Overall, the market for shredders, including big commercial machines that handle tons of paper at a time, is about $350 million a year, says Steven Jacober, president of the School, Home and Office Products Association in Dayton, Ohio.

Revenue has been growing in the low double digits every year, he says. The main fuel now is the home and consumer market. Revenue for personal shredders has grown 20% to 25% over the past three years, Jacober says.

In fact, shredders are the fastest-growing segment of the total office products market, Rake says. "We've had some months where our sales have grown 70% from a year ago."

  Highlights of FACTA  
 
 

The Fair and Accurate Credit Transactions Act was passed in December 2003, but rules were written just recently on the disposal provision. The law requires the destruction — "shredding or burning" or "smashing or wiping" — of all paper or computer disks containing personal information "derived from a consumer report" before it is discarded.

Joining the shredding game

That means that if you do a credit check on your nanny before you hire her — or you get private information from a nanny service that came originally from a credit report — you fall under the rules.

The disposal provision goes into effect June 1. By then, all businesses — whether employing one worker or 1 million — will have to join the shredding game.

"It's going to have a very big upside for people selling small shredders," says Johnson. "A lot of companies that did not comply in the past were the medium- and smaller-sized companies. They were busy running their business or felt they were flying below the radar screen. But now they'll have to comply. Every employer is covered, even individuals."

FACTA is just one of many recent laws aimed at protecting consumer and company privacy, including medical records, credit information and corporate trade secrets.

Several states, including Georgia and Wisconsin, already mandate the disposal of records containing personal information. But the federal laws on protection of consumer information have some teeth in them.

If you don't shred and information gets out, there are penalties, according to NAID:

Civil liability. An employee could be entitled to recover actual damages sustained if his or her identity is stolen as a result of your inaction. Or you could have to pay statutory damages of up to $1,000 per employee.

 

Class-action lawsuits. If large numbers of employees are affected, they may be able to bring class-action suits and get punitive damages from employers.

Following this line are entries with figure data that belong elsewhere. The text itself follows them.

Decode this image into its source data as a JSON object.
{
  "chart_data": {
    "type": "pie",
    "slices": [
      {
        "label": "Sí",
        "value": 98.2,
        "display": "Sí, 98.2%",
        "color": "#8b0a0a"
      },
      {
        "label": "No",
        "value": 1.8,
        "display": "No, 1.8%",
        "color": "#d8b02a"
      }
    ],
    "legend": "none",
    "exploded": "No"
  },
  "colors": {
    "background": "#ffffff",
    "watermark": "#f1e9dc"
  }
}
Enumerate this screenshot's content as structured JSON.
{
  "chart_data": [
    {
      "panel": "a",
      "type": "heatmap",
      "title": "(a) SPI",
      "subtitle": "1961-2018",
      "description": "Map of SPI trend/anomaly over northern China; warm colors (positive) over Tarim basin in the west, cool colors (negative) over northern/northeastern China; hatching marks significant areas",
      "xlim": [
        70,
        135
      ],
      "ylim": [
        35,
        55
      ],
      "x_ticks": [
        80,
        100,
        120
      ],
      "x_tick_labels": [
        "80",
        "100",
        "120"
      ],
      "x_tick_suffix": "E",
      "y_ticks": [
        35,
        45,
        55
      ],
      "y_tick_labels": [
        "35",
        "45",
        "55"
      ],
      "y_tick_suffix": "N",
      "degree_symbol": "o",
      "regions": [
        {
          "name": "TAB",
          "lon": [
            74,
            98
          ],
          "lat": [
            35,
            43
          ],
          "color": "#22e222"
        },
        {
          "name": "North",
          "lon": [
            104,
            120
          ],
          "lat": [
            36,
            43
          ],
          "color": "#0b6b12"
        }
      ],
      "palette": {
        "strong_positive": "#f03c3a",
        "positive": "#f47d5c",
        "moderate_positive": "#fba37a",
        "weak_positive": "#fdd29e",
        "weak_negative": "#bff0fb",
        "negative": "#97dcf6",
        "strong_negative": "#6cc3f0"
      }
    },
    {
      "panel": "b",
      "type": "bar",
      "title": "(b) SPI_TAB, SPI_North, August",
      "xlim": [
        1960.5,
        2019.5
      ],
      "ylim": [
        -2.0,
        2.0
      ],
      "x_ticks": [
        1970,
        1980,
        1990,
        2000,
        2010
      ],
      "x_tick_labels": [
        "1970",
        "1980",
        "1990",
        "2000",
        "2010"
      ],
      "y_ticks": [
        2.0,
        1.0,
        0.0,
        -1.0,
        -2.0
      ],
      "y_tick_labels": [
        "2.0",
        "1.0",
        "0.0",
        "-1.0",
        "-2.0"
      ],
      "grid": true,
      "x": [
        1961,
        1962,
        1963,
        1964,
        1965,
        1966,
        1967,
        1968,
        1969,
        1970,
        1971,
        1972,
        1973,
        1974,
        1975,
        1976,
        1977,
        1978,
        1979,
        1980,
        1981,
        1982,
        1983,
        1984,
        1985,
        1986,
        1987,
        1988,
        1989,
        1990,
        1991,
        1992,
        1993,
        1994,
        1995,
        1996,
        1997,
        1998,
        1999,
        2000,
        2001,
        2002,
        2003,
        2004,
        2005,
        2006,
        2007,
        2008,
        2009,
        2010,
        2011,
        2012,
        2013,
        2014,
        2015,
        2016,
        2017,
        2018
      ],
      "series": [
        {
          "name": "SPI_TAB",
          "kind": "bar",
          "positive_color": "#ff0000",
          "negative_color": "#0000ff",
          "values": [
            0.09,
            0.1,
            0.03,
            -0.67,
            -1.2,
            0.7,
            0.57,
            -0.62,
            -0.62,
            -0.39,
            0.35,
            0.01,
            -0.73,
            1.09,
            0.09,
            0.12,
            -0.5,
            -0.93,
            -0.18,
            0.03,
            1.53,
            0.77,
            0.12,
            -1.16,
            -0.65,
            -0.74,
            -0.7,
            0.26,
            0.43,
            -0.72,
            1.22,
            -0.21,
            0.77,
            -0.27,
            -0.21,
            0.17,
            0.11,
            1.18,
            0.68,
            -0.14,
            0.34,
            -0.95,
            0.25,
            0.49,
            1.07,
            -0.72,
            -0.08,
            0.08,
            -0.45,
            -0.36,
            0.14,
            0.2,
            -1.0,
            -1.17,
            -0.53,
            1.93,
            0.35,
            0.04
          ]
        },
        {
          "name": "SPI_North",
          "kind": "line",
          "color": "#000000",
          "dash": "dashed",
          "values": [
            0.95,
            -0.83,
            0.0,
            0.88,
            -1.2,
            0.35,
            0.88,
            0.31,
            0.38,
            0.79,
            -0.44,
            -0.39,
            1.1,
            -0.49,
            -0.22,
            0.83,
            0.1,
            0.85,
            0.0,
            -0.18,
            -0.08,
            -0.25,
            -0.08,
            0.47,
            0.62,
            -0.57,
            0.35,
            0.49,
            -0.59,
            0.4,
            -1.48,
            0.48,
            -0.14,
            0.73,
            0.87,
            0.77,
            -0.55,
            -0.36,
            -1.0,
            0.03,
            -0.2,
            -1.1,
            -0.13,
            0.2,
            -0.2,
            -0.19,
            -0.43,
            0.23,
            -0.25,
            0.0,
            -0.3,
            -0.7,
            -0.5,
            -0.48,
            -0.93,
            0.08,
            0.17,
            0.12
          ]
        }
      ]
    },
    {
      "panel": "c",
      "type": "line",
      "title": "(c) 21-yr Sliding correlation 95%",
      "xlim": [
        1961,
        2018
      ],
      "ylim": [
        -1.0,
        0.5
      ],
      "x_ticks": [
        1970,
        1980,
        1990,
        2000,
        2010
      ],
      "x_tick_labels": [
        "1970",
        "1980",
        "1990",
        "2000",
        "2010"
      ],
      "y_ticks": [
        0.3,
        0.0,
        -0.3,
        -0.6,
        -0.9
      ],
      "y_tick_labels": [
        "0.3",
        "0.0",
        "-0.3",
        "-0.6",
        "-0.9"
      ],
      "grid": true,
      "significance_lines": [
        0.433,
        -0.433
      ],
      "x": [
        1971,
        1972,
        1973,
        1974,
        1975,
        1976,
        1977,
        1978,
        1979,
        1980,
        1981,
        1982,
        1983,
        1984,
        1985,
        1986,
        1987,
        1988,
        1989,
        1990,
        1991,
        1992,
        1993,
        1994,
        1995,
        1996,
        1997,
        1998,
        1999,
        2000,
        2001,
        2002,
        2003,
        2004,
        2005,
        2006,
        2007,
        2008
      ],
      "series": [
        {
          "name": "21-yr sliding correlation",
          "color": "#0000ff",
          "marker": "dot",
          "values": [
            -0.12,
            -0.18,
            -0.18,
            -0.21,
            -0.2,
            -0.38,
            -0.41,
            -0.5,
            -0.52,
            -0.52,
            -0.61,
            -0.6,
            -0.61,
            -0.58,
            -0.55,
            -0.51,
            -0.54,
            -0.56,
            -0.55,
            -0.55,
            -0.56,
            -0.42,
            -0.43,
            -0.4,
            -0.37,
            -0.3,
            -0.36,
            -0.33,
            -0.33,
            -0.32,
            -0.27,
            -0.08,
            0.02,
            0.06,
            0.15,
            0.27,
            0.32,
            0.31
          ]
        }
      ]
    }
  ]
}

Federal fines. The federal government could fine you up to $2,500 for each violation.

State fines. States can fine up to $1,000 for each violation.

This seems to make investing in a shredder — about $15 to $250 for a personal shredder to nearly $2,000 for one for an office — worth it.

Small businesses bear the brunt

While the effect on individuals who employ one or more people could be bad enough, the real impact is more likely to be on small to midsize businesses.

"A small businessman who makes a mistake could bear the brunt of a regulation like this," says James Plummer, policy analyst at Consumer Alert, a non-profit group that focuses on a free-market approach to consumer regulations.

Plummer says there should be more focus on the identity thief and not so much on the companies that have the information that's stolen. "It seems like this law is over-reaching," he says.

Colleen Vulin isn't so sure.

She had her identity stolen about five years ago after making an online purchase. And a hotel employee once used her credit card number to buy items from a catalog.

Since then, she and her husband, Chris, of St. Louis have been sensitive about destroying all their personal information. They have two, "maybe three," personal shredders, she says.